A Driven Disordered Systems Approach to Biological Evolution in Changing Environments

13 Aug 2021  ·  Suman G Das, Joachim Krug, Muhittin Mungan ·

Biological evolution of a population is governed by the fitness landscape, which is a map from genotype to fitness. However, a fitness landscape depends on the organisms environment, and evolution in changing environments is still poorly understood. We study a particular model of antibiotic resistance evolution in bacteria where the antibiotic concentration is an environmental parameter and the fitness landscapes incorporate tradeoffs between adaptation to low and high antibiotic concentration. With evolutionary dynamics that follow fitness gradients, the evolution of the system under slowly changing antibiotic concentration resembles the athermal dynamics of disordered physical systems under external drives.

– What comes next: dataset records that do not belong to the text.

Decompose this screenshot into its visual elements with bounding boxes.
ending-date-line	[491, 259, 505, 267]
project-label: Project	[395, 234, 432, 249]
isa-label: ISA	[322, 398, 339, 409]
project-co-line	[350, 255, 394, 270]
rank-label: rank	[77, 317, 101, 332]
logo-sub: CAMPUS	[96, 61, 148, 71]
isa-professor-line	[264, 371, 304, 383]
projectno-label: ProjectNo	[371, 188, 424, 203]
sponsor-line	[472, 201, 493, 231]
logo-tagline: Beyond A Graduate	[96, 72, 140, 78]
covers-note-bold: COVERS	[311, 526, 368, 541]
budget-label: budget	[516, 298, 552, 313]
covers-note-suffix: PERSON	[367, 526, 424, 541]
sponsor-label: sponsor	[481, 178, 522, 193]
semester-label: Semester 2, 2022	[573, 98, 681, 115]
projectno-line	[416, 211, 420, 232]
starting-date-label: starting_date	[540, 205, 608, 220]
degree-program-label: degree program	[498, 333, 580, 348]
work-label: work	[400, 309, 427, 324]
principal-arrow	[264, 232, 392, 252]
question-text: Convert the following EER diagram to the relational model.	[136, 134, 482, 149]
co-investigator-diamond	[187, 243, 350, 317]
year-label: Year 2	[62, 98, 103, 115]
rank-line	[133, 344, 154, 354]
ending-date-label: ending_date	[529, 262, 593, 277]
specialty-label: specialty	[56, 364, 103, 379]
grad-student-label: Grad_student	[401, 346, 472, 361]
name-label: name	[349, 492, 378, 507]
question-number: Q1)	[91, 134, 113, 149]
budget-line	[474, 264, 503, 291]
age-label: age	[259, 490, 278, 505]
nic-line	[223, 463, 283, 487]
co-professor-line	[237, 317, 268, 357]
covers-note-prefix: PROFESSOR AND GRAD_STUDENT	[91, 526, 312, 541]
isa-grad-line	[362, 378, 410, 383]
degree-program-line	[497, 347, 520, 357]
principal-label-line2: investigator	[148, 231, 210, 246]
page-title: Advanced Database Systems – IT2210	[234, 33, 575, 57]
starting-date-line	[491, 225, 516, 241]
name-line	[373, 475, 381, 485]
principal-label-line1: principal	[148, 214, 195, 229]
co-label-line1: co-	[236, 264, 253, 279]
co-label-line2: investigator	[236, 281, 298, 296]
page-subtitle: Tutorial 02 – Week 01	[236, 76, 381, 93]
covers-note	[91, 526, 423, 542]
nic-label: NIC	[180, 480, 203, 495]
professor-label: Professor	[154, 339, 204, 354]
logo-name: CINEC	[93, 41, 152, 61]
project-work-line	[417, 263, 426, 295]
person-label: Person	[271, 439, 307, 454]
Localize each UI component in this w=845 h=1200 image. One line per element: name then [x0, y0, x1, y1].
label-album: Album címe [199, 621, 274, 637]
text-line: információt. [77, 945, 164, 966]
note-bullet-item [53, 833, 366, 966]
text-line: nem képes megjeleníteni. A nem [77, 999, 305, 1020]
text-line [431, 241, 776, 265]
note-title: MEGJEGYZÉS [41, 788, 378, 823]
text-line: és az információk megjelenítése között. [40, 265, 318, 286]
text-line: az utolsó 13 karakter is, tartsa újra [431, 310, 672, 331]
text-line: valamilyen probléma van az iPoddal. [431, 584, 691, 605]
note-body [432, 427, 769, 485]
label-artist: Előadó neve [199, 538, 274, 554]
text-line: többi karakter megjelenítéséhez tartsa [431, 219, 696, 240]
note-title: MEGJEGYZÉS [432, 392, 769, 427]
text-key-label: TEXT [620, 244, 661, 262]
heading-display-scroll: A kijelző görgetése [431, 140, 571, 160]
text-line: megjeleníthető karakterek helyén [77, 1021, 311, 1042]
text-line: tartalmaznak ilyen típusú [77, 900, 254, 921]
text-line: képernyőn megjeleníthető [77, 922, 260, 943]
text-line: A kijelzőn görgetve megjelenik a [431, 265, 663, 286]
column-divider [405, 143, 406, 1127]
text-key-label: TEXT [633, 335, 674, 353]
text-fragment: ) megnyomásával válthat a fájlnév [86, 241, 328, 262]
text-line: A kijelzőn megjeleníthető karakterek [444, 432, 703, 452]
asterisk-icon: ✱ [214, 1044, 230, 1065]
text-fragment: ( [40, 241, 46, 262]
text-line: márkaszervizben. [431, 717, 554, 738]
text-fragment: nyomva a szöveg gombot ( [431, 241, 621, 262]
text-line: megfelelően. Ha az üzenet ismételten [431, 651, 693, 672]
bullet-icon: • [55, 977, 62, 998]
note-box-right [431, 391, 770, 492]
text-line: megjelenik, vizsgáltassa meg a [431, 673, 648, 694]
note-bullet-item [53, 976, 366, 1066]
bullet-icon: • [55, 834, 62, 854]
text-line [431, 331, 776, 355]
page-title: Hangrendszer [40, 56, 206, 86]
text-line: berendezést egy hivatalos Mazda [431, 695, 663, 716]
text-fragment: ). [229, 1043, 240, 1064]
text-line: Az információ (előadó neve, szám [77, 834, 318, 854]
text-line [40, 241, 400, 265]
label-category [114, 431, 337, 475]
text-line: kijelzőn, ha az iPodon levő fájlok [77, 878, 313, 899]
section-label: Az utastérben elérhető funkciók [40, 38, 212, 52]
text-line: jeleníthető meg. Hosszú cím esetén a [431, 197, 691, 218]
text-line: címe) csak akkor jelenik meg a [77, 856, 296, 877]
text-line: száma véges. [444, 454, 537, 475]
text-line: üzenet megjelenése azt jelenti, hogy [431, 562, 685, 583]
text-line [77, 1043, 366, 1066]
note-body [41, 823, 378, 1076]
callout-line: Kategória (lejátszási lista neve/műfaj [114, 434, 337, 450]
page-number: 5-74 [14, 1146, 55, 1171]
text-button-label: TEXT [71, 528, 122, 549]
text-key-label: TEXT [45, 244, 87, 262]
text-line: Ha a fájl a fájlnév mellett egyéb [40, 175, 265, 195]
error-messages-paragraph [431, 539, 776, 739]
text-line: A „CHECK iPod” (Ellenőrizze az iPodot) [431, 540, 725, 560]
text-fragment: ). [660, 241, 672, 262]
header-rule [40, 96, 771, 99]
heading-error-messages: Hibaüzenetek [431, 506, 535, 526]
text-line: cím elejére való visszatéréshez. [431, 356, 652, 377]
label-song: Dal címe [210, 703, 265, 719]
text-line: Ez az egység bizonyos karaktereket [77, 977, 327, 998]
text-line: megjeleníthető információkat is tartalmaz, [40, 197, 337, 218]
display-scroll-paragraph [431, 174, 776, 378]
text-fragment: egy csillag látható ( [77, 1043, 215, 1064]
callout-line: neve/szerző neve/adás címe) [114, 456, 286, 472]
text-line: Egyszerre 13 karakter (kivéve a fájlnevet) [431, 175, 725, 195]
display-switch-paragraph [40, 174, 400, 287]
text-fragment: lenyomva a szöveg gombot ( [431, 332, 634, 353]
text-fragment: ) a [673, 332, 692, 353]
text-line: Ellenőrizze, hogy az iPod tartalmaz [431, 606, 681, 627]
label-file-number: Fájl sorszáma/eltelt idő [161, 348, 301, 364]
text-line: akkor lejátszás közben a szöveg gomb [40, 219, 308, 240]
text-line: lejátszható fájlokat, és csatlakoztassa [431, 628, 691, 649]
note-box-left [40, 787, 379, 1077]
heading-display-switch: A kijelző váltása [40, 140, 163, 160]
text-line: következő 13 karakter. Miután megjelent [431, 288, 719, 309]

Exploiting this resemblance, we show that our model can be described as a system with interacting hysteretic elements. As in the case of the driven disordered systems, adaptive evolution under antibiotic concentration cycling is found to exhibit hysteresis loops and memory formation. We derive a number of analytical results for quasistatic concentration changes. We also perform numerical simulations to study how these effects are modified under driving protocols in which the concentration is changed in discrete steps. Our approach provides a general framework for studying motifs of evolutionary dynamics in biological systems in a changing environment.